The host operating system runs inside of a root partition. According to Microsoft, “the root partition is itself a virtual machine partition, although it has unique properties and much greater privileges than guest virtual machines.” Because the root partition is a type of virtual machine partition, it makes sense that careful hardware allocation would be just as important for the root partition as it is for the virtual machine partitions.
Not so easy
But how do you allocate resources to the root partition? The Hyper-V Manager allows you to allocate resources to the virtual machines, but not to the root partition. Unfortunately, it isn’t quite as easy to allocate resources to the root partition as it is to a virtual machine partition (although you can leverage host reserves).
In Windows Server 2016, Microsoft quietly introduced a new feature that allows you to manually take control of logical processor allocation for the root partition.
Since its introduction, Microsoft has steadily increased the number of logical processors that can be allocated to a partition. Currently, Hyper-V can support up to 512 logical processors, but the root partition is limited to using 320 logical processors. The question is, however, does the root partition really need 320 virtual processors?
If you have a really large Hyper-V server, then there is a chance that your root partition will need as many logical processors as Hyper-V can give it. In most cases, however, the root partition can easily get by with far fewer logical processors than Hyper-V is willing to give it.
The new Windows Server 2016 feature that allows you to manually control host logical processor allocation cannot be used to overcome the hard limits that have been put into place by Microsoft. It can, however, be used to artificially reduce the logical processor allocation for the root partition, thereby potentially freeing up resources for use by virtual machines.
To take control of the host’s logical processors, you will have to leverage the BCDEdit command. On the surface, this probably sounds a little bit odd, because the BCDEdit command is normally used for managing the boot process. In fact, the BCD in BCDEdit stands for Boot Configuration Data. You can find a full description of the BCDEdit command here.
The reason why the BCDEdit command is used is because, believe it or not, the command can be used to modify low-level hypervisor settings. If you take a look at the command syntax referenced in the previous paragraph, you can see that the Debug section contains a HypervisorSettings switch. In this particular case though, we won’t be using the HypervisorSettings switch, but rather a much more generic switch called Set.
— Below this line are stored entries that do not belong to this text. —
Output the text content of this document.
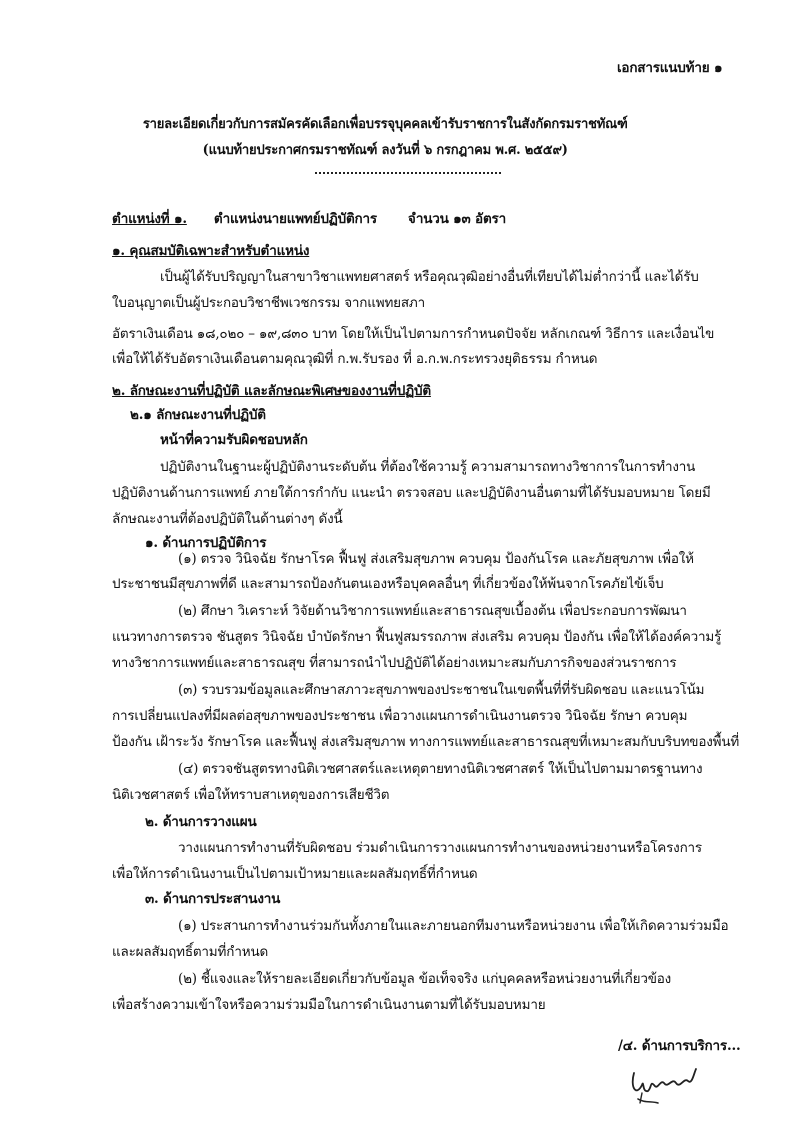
เอกสารแนบท้าย ๑
รายละเอียดเกี่ยวกับการสมัครคัดเลือกเพื่อบรรจุบุคคลเข้ารับราชการในสังกัดกรมราชทัณฑ์
(แนบท้ายประกาศกรมราชทัณฑ์ ลงวันที่ ๖ กรกฎาคม พ.ศ. ๒๕๕๙)
ตำแหน่งที่ ๑. ตำแหน่งนายแพทย์ปฏิบัติการ จำนวน ๑๓ อัตรา
๑. คุณสมบัติเฉพาะสำหรับตำแหน่ง
เป็นผู้ได้รับปริญญาในสาขาวิชาแพทยศาสตร์ หรือคุณวุฒิอย่างอื่นที่เทียบได้ไม่ต่ำกว่านี้ และได้รับ
ใบอนุญาตเป็นผู้ประกอบวิชาชีพเวชกรรม จากแพทยสภา
อัตราเงินเดือน ๑๘,๐๒๐ – ๑๙,๘๓๐ บาท โดยให้เป็นไปตามการกำหนดปัจจัย หลักเกณฑ์ วิธีการ และเงื่อนไข
เพื่อให้ได้รับอัตราเงินเดือนตามคุณวุฒิที่ ก.พ.รับรอง ที่ อ.ก.พ.กระทรวงยุติธรรม กำหนด
๒. ลักษณะงานที่ปฏิบัติ และลักษณะพิเศษของงานที่ปฏิบัติ
๒.๑ ลักษณะงานที่ปฏิบัติ
หน้าที่ความรับผิดชอบหลัก
ปฏิบัติงานในฐานะผู้ปฏิบัติงานระดับต้น ที่ต้องใช้ความรู้ ความสามารถทางวิชาการในการทำงาน
ปฏิบัติงานด้านการแพทย์ ภายใต้การกำกับ แนะนำ ตรวจสอบ และปฏิบัติงานอื่นตามที่ได้รับมอบหมาย โดยมี
ลักษณะงานที่ต้องปฏิบัติในด้านต่างๆ ดังนี้
๑. ด้านการปฏิบัติการ
(๑) ตรวจ วินิจฉัย รักษาโรค ฟื้นฟู ส่งเสริมสุขภาพ ควบคุม ป้องกันโรค และภัยสุขภาพ เพื่อให้
ประชาชนมีสุขภาพที่ดี และสามารถป้องกันตนเองหรือบุคคลอื่นๆ ที่เกี่ยวข้องให้พ้นจากโรคภัยไข้เจ็บ
(๒) ศึกษา วิเคราะห์ วิจัยด้านวิชาการแพทย์และสาธารณสุขเบื้องต้น เพื่อประกอบการพัฒนา
แนวทางการตรวจ ชันสูตร วินิจฉัย บำบัดรักษา ฟื้นฟูสมรรถภาพ ส่งเสริม ควบคุม ป้องกัน เพื่อให้ได้องค์ความรู้
ทางวิชาการแพทย์และสาธารณสุข ที่สามารถนำไปปฏิบัติได้อย่างเหมาะสมกับภารกิจของส่วนราชการ
(๓) รวบรวมข้อมูลและศึกษาสภาวะสุขภาพของประชาชนในเขตพื้นที่ที่รับผิดชอบ และแนวโน้ม
การเปลี่ยนแปลงที่มีผลต่อสุขภาพของประชาชน เพื่อวางแผนการดำเนินงานตรวจ วินิจฉัย รักษา ควบคุม
ป้องกัน เฝ้าระวัง รักษาโรค และฟื้นฟู ส่งเสริมสุขภาพ ทางการแพทย์และสาธารณสุขที่เหมาะสมกับบริบทของพื้นที่
(๔) ตรวจชันสูตรทางนิติเวชศาสตร์และเหตุตายทางนิติเวชศาสตร์ ให้เป็นไปตามมาตรฐานทาง
นิติเวชศาสตร์ เพื่อให้ทราบสาเหตุของการเสียชีวิต
๒. ด้านการวางแผน
วางแผนการทำงานที่รับผิดชอบ ร่วมดำเนินการวางแผนการทำงานของหน่วยงานหรือโครงการ
เพื่อให้การดำเนินงานเป็นไปตามเป้าหมายและผลสัมฤทธิ์ที่กำหนด
๓. ด้านการประสานงาน
(๑) ประสานการทำงานร่วมกันทั้งภายในและภายนอกทีมงานหรือหน่วยงาน เพื่อให้เกิดความร่วมมือ
และผลสัมฤทธิ์ตามที่กำหนด
(๒) ชี้แจงและให้รายละเอียดเกี่ยวกับข้อมูล ข้อเท็จจริง แก่บุคคลหรือหน่วยงานที่เกี่ยวข้อง
เพื่อสร้างความเข้าใจหรือความร่วมมือในการดำเนินงานตามที่ได้รับมอบหมาย
/๔. ด้านการบริการ...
According to the documentation, the Set switch “sets an entry option value.”
So before we get started, take a look at the figure below. This figure shows the performance data for a Hyper-V server in my lab. As you can see, the server is equipped with an AMD FX(TM)-8350 Eight-Core Processor. If you look at the summary information beneath the chart, you can see that the system is running at 3.99GHz, and that it has a single socket, four cores, and eight logical processors. You can also see that virtualization is enabled.
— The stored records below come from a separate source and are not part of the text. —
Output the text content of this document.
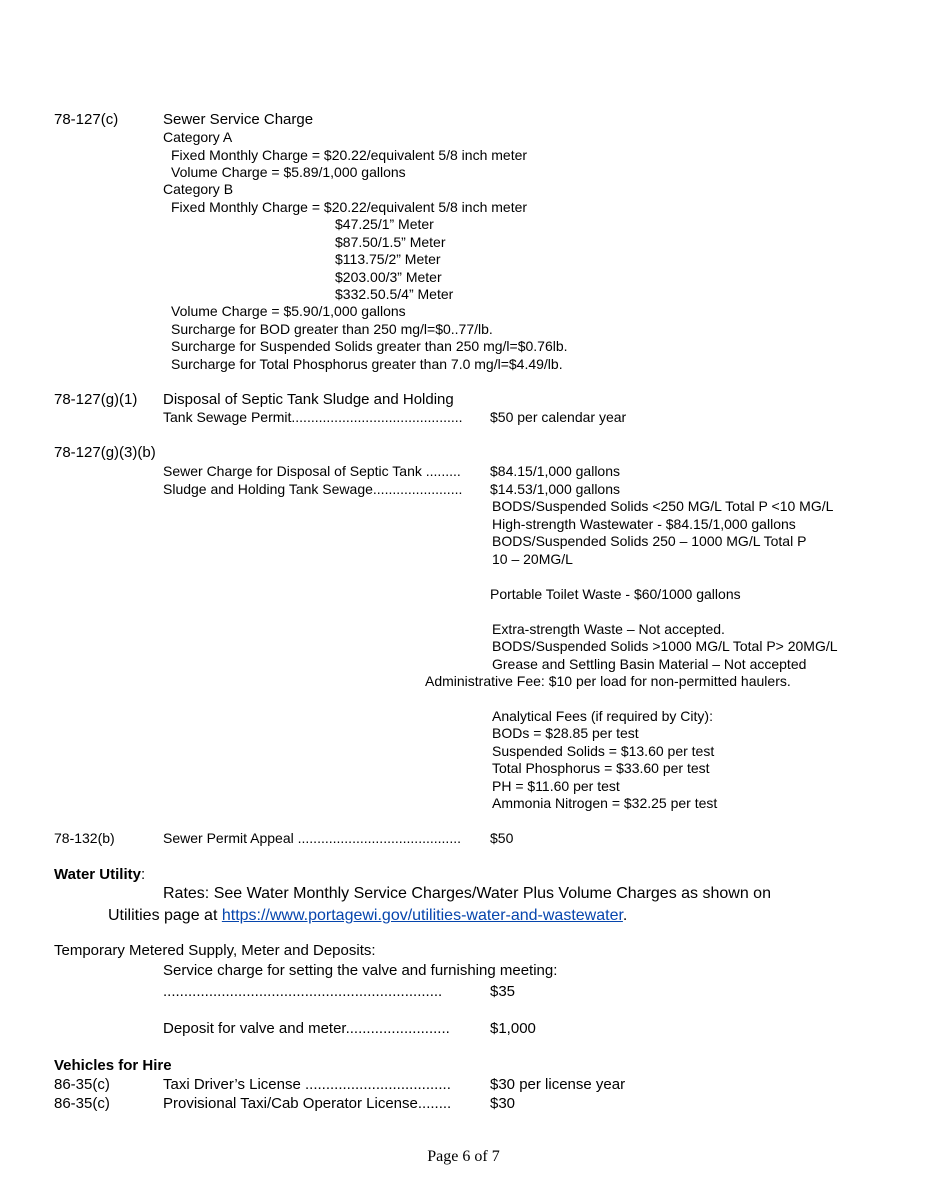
78-127(c)	Sewer Service Charge
Category A
Fixed Monthly Charge = $20.22/equivalent 5/8 inch meter
Volume Charge = $5.89/1,000 gallons
Category B
Fixed Monthly Charge = $20.22/equivalent 5/8 inch meter
$47.25/1” Meter
$87.50/1.5” Meter
$113.75/2” Meter
$203.00/3” Meter
$332.50.5/4” Meter
Volume Charge = $5.90/1,000 gallons
Surcharge for BOD greater than 250 mg/l=$0..77/lb.
Surcharge for Suspended Solids greater than 250 mg/l=$0.76lb.
Surcharge for Total Phosphorus greater than 7.0 mg/l=$4.49/lb.
78-127(g)(1) Disposal of Septic Tank Sludge and Holding
Tank Sewage Permit............................................ $50 per calendar year
78-127(g)(3)(b)
Sewer Charge for Disposal of Septic Tank ......... $84.15/1,000 gallons
Sludge and Holding Tank Sewage....................... $14.53/1,000 gallons
BODS/Suspended Solids <250 MG/L Total P <10 MG/L
High-strength Wastewater - $84.15/1,000 gallons
BODS/Suspended Solids 250 – 1000 MG/L Total P
10 – 20MG/L
Portable Toilet Waste - $60/1000 gallons
Extra-strength Waste – Not accepted.
BODS/Suspended Solids >1000 MG/L Total P> 20MG/L
Grease and Settling Basin Material – Not accepted
Administrative Fee: $10 per load for non-permitted haulers.
Analytical Fees (if required by City):
BODs = $28.85 per test
Suspended Solids = $13.60 per test
Total Phosphorus = $33.60 per test
PH = $11.60 per test
Ammonia Nitrogen = $32.25 per test
78-132(b)	Sewer Permit Appeal .......................................... $50
Water Utility:
Rates: See Water Monthly Service Charges/Water Plus Volume Charges as shown on
Utilities page at https://www.portagewi.gov/utilities-water-and-wastewater.
Temporary Metered Supply, Meter and Deposits:
Service charge for setting the valve and furnishing meeting:
...................................................................	$35
Deposit for valve and meter.........................	$1,000
Vehicles for Hire
86-35(c)	Taxi Driver’s License ...................................	$30 per license year
86-35(c)	Provisional Taxi/Cab Operator License........	$30
Page 6 of 7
So now let’s set a hard definition for the number of host logical processors. To do so, open the command prompt window (as an administrator), and enter the following command:
BCDEdit /Set HypervisorRootProc n
In this case, the letter “n” at the end of the command is simply a placeholder. You will want to replace the letter n with the number of hypervisor root processors that you want to use. Since my server is equipped with such a modest number of logical processors, I am going to set the number of host logical processors to two. You can see what this looks like in the figure below.
As I mentioned earlier, the BCDEdit command is a tool for modifying the boot process. It should, therefore, come as no surprise that the change will not go into effect until you reboot the server. Microsoft does not provide a way of changing the number of host logical processors without rebooting.
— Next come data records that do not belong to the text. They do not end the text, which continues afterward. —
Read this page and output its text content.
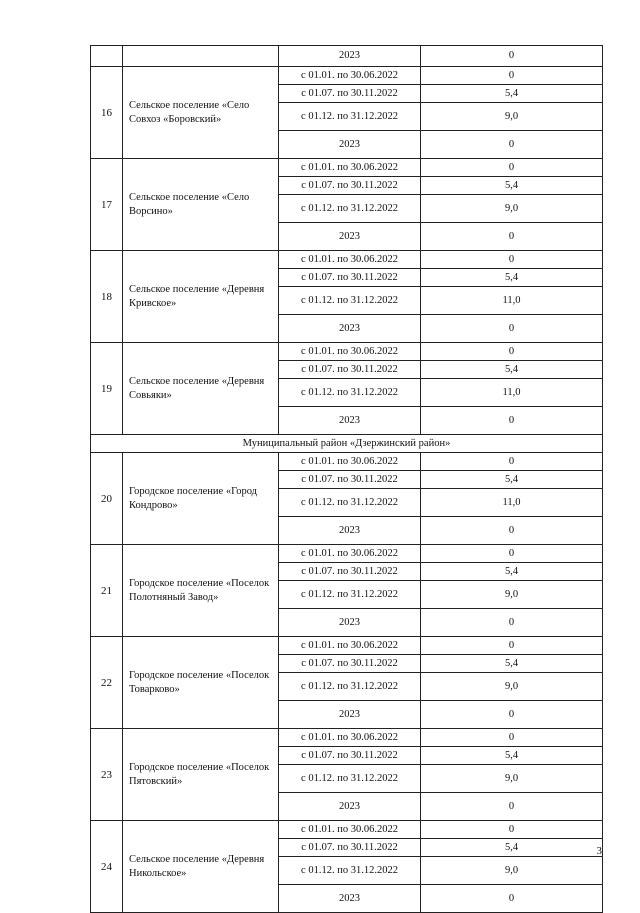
		2023	0
16	Сельское поселение «Село Совхоз «Боровский»	с 01.01. по 30.06.2022	0
		с 01.07. по 30.11.2022	5,4
		с 01.12. по 31.12.2022	9,0
		2023	0
17	Сельское поселение «Село Ворсино»	с 01.01. по 30.06.2022	0
		с 01.07. по 30.11.2022	5,4
		с 01.12. по 31.12.2022	9,0
		2023	0
18	Сельское поселение «Деревня Кривское»	с 01.01. по 30.06.2022	0
		с 01.07. по 30.11.2022	5,4
		с 01.12. по 31.12.2022	11,0
		2023	0
19	Сельское поселение «Деревня Совьяки»	с 01.01. по 30.06.2022	0
		с 01.07. по 30.11.2022	5,4
		с 01.12. по 31.12.2022	11,0
		2023	0
Муниципальный район «Дзержинский район»			
20	Городское поселение «Город Кондрово»	с 01.01. по 30.06.2022	0
		с 01.07. по 30.11.2022	5,4
		с 01.12. по 31.12.2022	11,0
		2023	0
21	Городское поселение «Поселок Полотняный Завод»	с 01.01. по 30.06.2022	0
		с 01.07. по 30.11.2022	5,4
		с 01.12. по 31.12.2022	9,0
		2023	0
22	Городское поселение «Поселок Товарково»	с 01.01. по 30.06.2022	0
		с 01.07. по 30.11.2022	5,4
		с 01.12. по 31.12.2022	9,0
		2023	0
23	Городское поселение «Поселок Пятовский»	с 01.01. по 30.06.2022	0
		с 01.07. по 30.11.2022	5,4
		с 01.12. по 31.12.2022	9,0
		2023	0
24	Сельское поселение «Деревня Никольское»	с 01.01. по 30.06.2022	0
		с 01.07. по 30.11.2022	5,4
		с 01.12. по 31.12.2022	9,0
		2023	0
3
After making the change shown in the previous figure, I rebooted my lab server and opened the Task Manager once again. You can see what it looks like in the figure below. At first glance, it would appear that the Task Manager shows exactly the same information as before. If you look a little more closely, however, you will notice that the summary information now displays the number of host logical processors, which has been set to two.
Experiment with your Hyper-V server settings
Making modifications to the number of host logical processors that are available to a Hyper-V server can help you to gain more direct control over the way that your host server allocates hardware resources. Even so, manually setting the number of host logical processors in a Hyper-V server has the potential to improve or to diminish the server’s overall performance. Therefore, my advice is to experiment with various host logical processor settings in a lab environment to make sure that you understand the ramifications before trying this out in a production environment.